La France peut-elle devenir un leader mondial de l'intelligence artificielle ? Pour la vingtaine d'intervenants réunis jeudi 8 février lors de la première Nuit de l'IA, c'est possible. À condition d'assouplir certaines barrières administratives et de convaincre le grand public.
« Beaucoup de Français ont encore peur de l'IA. Ils ne sont qu'un tiers à la voir positivement, contre 80% en Chine. Et 20% de nos concitoyens ne savent pas utiliser une interface numérique. Ceux-là doivent être notre priorité ».
« Beaucoup de Français ont encore peur de l'IA. Ils ne sont qu'un tiers à la voir positivement, contre 80% en Chine. Et 20% de nos concitoyens ne savent pas utiliser une interface numérique. Ceux-là doivent être notre priorité ». (Crédits : DR)

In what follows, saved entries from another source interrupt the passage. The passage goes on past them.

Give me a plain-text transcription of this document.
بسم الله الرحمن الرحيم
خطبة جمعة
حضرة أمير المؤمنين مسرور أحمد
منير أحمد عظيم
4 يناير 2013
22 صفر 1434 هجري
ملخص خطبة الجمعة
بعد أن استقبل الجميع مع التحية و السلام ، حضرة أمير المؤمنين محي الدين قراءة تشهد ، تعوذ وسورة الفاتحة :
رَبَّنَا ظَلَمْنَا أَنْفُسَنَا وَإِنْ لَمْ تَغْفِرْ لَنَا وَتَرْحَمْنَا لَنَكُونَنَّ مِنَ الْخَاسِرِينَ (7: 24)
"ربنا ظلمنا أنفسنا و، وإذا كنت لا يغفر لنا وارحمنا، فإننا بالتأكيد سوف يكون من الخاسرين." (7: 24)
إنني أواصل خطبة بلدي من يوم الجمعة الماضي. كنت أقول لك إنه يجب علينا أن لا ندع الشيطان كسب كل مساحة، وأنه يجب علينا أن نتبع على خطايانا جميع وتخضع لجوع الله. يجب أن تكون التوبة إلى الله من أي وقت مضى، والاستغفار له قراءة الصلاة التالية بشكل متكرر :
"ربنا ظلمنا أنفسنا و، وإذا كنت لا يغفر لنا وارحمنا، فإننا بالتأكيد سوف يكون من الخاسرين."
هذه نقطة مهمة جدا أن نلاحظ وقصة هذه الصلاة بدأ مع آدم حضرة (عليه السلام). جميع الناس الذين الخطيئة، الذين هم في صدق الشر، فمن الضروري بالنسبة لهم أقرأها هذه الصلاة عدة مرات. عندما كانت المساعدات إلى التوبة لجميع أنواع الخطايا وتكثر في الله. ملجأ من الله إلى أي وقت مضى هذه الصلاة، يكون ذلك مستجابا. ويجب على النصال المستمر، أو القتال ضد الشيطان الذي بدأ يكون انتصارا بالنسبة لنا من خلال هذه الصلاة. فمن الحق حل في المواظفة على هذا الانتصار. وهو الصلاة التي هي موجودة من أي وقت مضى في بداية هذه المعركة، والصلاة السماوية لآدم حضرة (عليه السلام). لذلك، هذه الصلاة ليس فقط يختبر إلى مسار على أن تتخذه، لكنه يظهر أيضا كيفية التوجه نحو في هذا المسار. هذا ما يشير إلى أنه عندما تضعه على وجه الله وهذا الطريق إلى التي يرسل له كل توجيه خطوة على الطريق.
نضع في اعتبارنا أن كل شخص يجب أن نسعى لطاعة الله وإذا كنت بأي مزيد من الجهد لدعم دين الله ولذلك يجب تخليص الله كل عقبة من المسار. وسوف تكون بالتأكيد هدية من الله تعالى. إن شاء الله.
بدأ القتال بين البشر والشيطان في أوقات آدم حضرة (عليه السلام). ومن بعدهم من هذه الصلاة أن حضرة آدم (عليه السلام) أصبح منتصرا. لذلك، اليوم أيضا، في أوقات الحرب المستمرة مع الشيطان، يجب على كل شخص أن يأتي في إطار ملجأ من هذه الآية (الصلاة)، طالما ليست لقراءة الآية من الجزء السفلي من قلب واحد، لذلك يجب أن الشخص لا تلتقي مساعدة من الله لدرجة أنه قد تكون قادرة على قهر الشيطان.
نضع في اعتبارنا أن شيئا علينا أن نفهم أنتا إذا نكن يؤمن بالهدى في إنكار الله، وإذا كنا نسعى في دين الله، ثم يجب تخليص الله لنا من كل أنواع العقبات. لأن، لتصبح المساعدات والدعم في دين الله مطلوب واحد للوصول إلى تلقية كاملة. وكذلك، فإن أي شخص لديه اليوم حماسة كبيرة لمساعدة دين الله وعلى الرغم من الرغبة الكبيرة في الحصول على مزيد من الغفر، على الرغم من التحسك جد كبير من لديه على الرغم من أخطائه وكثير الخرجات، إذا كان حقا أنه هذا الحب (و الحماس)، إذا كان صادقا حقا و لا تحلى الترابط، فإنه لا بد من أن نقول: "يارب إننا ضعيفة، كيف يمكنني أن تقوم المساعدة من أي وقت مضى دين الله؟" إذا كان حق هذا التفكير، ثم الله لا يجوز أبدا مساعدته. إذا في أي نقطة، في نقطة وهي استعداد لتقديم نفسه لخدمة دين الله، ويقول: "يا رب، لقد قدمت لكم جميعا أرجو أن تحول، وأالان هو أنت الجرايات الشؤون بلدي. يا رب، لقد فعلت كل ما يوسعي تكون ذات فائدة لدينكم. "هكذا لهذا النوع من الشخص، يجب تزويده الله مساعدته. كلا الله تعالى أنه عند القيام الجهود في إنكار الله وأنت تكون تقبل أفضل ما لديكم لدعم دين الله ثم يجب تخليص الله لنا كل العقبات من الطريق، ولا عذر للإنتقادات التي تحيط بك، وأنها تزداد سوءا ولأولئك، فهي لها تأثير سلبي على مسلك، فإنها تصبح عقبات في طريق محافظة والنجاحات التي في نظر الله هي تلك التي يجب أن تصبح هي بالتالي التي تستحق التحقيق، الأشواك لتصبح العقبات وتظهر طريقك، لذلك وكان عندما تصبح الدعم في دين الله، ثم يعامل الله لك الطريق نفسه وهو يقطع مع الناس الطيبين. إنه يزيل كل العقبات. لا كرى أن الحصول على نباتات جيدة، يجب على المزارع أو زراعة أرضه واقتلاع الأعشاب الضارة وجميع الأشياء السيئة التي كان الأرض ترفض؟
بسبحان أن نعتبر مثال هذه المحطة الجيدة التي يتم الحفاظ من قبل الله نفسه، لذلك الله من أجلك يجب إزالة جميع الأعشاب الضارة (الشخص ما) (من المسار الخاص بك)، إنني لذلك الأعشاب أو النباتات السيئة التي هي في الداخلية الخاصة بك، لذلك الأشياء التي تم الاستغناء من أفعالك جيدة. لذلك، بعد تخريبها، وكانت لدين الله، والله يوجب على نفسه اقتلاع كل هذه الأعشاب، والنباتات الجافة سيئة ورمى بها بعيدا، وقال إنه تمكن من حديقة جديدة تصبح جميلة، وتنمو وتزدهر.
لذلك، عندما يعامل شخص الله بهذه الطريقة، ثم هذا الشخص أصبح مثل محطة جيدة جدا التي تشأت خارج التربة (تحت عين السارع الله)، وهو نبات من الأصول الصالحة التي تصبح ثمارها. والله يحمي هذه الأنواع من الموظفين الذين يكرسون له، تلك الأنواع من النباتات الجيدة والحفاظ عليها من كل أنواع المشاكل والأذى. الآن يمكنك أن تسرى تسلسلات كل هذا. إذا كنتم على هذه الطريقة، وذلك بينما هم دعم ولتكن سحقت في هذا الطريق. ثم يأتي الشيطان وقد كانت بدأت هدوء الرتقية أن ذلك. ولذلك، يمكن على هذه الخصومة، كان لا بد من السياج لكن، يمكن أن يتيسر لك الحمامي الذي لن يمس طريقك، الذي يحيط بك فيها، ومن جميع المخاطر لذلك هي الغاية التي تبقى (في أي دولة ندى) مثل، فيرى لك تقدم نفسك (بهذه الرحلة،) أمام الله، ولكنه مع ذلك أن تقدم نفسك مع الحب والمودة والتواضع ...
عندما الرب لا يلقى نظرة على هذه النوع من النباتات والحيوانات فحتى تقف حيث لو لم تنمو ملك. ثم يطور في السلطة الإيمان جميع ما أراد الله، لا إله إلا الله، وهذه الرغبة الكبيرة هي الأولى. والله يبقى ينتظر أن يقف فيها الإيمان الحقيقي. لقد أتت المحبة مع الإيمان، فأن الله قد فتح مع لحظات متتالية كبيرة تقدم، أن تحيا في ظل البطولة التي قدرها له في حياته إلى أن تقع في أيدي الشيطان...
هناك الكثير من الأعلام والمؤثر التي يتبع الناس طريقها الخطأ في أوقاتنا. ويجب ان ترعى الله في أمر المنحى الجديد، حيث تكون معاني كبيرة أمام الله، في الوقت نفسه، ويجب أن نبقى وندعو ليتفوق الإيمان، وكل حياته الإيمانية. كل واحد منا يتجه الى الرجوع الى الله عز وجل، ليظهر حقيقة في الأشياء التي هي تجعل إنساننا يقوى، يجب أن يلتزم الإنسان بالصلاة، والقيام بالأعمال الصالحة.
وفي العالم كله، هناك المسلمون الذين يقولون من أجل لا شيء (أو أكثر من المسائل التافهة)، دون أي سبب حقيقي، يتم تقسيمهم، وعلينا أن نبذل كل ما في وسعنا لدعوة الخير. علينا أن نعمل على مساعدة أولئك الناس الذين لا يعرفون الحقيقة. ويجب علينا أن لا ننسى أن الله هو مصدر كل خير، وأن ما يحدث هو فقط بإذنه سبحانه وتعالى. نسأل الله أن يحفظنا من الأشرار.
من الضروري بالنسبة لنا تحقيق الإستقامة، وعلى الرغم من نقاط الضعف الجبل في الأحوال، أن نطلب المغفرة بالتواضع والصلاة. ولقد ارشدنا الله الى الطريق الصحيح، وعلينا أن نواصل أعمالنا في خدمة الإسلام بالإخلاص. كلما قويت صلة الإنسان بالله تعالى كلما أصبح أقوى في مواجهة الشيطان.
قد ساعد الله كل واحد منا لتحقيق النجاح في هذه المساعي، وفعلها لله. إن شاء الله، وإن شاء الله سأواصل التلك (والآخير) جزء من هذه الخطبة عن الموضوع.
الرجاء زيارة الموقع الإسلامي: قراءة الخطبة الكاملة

Une salle pleine et beaucoup de gens debout. La Nuit de l'lA qui a eu lieu jeudi 8 février au Palais de Tokyo a réussi son pari malgré des conditions météo difficiles : réunir l'écosystème français de l'intelligence artificielle, qui sera sans conteste le sujet chaud de 2018. Les organisateurs, l'agence Artefact et l'association France is AI (soutenue par France Digitale), veulent faire de la France un hub mondial de cet ensemble de technologies qui, selon le Forum de Davos, constitue le moteur de la quatrième Révolution Industrielle.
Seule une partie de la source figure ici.